Бонни понял, что больше ему ничего не перепадет, и обиженно удалился в гостиную, цокая когтями по кафелю.
Я поставила разогреваться еду и сходила в гостиную, чтобы включить Бонни телевизор. Не помню, говорила ли я, что у этого обормота есть очень необычное пристрастие: он обожает смотреть телевизор, причем не какие-нибудь передачи из жизни животных, и даже не фильмы про дикую природу, а программы новостей. Так что я нашла ему канал, по которому в это время передавали городские новости, и отправилась на кухню кормить Василия Макаровича.
На второе я приготовила очень вкусное блюдо – рыбу, запеченную с морковкой и яблоками.
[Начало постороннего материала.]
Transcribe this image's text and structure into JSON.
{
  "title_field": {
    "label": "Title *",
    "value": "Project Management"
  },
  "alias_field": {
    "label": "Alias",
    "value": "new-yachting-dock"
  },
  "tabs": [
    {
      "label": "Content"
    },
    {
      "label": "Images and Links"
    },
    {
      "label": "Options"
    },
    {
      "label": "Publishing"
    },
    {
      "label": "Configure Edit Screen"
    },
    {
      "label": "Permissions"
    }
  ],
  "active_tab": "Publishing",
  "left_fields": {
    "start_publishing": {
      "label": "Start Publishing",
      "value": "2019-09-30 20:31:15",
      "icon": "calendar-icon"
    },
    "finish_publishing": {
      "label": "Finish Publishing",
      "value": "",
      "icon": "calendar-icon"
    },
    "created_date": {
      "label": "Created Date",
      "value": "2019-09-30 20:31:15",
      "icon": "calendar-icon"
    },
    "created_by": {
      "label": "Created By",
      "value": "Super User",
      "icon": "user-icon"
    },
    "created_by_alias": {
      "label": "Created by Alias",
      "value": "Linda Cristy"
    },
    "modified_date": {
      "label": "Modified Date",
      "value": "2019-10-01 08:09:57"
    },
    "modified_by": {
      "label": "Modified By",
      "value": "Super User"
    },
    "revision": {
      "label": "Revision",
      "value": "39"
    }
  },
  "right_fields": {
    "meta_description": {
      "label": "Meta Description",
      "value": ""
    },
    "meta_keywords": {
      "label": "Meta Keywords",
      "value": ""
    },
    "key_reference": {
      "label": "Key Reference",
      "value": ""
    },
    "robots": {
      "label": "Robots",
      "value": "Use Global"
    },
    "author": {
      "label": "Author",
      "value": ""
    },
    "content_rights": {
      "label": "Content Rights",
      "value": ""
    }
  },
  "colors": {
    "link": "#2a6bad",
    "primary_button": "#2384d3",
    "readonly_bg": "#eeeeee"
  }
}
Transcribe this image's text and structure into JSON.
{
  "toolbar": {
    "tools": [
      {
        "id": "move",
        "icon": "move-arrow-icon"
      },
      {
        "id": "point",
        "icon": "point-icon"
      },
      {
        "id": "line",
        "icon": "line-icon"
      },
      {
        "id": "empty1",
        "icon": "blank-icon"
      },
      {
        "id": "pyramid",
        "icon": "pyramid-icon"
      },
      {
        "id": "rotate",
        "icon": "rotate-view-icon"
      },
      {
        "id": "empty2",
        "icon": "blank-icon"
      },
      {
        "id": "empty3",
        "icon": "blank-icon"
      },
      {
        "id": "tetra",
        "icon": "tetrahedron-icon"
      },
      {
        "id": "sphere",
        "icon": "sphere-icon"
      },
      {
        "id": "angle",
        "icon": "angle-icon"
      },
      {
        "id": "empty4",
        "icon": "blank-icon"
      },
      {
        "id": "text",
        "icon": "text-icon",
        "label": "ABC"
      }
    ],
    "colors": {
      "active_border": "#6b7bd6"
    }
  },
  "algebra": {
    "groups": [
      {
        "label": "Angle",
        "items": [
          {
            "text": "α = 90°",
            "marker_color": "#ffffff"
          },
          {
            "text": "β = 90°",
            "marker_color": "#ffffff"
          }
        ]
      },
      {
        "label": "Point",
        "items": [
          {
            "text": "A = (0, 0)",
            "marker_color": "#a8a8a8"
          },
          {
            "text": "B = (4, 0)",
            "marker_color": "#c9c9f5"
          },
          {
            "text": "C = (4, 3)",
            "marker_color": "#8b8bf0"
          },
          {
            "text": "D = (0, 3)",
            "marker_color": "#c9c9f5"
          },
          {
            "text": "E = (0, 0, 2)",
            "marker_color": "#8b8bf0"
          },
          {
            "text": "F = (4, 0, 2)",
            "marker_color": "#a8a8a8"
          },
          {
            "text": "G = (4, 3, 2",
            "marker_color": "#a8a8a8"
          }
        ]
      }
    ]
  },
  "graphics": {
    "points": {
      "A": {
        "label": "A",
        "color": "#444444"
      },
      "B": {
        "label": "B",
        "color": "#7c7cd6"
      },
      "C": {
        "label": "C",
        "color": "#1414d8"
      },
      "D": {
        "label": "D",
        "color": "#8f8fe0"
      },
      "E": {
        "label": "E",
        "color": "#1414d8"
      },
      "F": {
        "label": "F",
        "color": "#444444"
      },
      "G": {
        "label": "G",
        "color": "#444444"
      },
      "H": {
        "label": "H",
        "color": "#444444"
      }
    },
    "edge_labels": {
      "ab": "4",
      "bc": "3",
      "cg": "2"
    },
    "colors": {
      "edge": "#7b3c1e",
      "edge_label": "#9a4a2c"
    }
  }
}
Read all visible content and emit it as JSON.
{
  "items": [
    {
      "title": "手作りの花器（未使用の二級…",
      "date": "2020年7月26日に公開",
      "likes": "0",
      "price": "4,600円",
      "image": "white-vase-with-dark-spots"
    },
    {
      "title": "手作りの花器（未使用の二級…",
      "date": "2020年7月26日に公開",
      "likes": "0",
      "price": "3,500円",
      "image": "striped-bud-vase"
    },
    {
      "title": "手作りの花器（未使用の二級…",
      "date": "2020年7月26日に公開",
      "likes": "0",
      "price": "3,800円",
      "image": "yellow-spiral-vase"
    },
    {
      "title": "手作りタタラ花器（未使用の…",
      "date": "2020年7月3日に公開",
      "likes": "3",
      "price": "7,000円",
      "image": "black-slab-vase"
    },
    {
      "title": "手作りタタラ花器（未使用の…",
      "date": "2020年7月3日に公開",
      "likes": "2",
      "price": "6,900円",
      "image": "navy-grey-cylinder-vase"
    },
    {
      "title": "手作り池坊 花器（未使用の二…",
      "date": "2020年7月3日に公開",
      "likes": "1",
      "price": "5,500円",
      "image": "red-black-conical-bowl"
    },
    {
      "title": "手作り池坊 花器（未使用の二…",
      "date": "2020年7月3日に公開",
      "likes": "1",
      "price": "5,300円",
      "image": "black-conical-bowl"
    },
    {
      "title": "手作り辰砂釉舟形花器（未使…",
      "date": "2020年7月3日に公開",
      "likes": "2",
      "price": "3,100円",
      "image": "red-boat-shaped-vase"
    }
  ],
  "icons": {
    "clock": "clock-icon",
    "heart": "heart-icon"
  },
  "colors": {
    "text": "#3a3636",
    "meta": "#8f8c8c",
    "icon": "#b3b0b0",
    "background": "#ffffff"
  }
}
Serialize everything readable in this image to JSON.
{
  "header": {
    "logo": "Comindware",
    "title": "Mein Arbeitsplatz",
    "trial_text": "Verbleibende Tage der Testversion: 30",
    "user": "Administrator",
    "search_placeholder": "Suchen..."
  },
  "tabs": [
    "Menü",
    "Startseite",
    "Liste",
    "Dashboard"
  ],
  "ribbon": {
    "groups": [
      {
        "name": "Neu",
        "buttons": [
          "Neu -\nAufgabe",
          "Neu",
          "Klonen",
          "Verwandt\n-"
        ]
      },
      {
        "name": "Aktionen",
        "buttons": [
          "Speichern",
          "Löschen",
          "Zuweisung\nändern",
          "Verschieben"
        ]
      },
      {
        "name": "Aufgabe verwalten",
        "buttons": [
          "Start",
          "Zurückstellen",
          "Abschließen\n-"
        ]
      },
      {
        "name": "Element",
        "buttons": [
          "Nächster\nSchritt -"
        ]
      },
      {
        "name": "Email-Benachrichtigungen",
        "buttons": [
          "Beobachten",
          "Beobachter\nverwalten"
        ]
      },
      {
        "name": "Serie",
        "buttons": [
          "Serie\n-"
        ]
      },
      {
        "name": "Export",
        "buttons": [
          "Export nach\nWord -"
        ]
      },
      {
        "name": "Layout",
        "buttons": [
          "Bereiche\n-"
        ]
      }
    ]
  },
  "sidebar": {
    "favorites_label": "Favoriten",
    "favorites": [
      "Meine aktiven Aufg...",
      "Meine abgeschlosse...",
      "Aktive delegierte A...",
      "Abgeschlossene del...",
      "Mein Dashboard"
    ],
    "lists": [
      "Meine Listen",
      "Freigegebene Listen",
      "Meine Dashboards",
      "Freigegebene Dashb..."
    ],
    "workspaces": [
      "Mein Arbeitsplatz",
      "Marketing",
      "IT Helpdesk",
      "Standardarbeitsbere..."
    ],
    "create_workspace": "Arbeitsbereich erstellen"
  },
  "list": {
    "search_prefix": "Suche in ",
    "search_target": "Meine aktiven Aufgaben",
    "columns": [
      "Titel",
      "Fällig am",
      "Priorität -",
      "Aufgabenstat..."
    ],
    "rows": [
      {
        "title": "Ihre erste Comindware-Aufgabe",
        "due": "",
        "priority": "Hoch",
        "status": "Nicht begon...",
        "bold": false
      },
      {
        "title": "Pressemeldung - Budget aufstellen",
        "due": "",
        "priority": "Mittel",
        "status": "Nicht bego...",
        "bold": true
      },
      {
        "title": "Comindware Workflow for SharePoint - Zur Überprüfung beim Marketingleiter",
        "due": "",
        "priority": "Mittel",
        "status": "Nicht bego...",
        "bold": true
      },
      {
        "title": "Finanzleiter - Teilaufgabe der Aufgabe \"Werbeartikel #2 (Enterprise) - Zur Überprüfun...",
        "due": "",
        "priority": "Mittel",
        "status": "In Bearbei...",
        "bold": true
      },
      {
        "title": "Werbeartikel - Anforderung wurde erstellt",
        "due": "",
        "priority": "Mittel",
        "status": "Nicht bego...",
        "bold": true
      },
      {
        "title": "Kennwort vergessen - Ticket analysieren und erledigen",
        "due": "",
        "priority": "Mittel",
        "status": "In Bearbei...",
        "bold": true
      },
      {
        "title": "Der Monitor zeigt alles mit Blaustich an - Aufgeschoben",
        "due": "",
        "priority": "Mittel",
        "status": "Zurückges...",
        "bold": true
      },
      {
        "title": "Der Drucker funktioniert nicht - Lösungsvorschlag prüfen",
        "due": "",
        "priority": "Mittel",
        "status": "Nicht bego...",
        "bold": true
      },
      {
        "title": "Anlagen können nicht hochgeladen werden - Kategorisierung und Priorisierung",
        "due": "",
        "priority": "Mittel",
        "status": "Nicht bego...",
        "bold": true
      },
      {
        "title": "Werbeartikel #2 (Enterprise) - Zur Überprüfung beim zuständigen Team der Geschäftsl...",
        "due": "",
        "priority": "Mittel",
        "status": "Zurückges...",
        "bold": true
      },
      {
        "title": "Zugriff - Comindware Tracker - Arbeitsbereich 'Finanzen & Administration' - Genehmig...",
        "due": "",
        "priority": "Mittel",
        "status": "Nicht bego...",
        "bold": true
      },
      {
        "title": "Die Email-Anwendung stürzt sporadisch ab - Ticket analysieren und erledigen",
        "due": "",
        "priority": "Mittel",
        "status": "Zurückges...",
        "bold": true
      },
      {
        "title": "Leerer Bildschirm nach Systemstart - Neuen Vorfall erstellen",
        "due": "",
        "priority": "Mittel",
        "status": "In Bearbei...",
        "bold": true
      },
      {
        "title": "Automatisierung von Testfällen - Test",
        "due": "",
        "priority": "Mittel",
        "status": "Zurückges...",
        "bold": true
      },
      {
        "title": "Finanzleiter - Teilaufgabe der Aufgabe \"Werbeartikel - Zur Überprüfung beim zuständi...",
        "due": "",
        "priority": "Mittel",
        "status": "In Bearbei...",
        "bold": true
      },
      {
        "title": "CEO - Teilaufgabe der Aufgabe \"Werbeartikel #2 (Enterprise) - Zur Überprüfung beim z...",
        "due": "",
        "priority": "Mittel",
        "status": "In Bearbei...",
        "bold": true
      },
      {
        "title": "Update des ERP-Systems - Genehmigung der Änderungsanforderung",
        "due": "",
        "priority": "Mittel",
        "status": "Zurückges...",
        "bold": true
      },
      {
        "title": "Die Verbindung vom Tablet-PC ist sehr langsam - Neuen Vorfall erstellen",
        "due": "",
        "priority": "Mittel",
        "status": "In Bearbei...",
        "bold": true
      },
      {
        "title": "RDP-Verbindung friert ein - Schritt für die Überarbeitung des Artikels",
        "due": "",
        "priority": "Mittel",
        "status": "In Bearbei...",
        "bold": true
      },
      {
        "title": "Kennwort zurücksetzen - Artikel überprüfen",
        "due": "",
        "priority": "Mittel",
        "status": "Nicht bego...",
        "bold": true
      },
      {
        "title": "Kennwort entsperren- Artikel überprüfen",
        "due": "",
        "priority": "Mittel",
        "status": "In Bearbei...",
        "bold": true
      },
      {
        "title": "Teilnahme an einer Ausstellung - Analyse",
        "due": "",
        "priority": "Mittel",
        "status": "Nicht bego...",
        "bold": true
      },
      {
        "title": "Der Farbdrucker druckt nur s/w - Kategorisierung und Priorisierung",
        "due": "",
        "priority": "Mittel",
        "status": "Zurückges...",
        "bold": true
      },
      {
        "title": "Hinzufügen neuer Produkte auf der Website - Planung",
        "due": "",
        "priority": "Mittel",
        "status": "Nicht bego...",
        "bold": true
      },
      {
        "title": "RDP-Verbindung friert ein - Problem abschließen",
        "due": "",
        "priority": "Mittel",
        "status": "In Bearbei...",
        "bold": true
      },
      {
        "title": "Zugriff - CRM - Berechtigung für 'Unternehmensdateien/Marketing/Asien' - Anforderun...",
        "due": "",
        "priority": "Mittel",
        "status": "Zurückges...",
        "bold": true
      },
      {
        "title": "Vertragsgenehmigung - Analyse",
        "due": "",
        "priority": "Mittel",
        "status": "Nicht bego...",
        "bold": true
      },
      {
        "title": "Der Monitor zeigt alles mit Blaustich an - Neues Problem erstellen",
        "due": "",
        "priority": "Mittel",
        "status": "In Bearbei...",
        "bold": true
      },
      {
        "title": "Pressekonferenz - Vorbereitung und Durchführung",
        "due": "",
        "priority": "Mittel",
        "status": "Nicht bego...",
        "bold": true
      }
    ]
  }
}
Сейчас я только разогрела ее в духовке и подала на стол с салатом из помидоров и брынзы, сбрызнутым оливковым маслом.
Дядя Вася осторожно попробовал блюдо, и на его лице появилось сначала недоумение, а потом – восторг.
– Ну, тезка! – проговорил он через несколько минут с полным ртом. – Не ожидал!
– Что значит – не ожидал? – спросила я настороженно.
– Не думал, что ты так вкусно умеешь готовить! – И он подложил себе еще немного салата. – Это же просто пальчики оближешь! Вот что я скажу, – он положил вилку и посерьезнел: – Тебе, тезка, замуж надо! Готовишь замечательно, жилплощадь есть, красивая… Да тебя кто угодно замуж возьмет!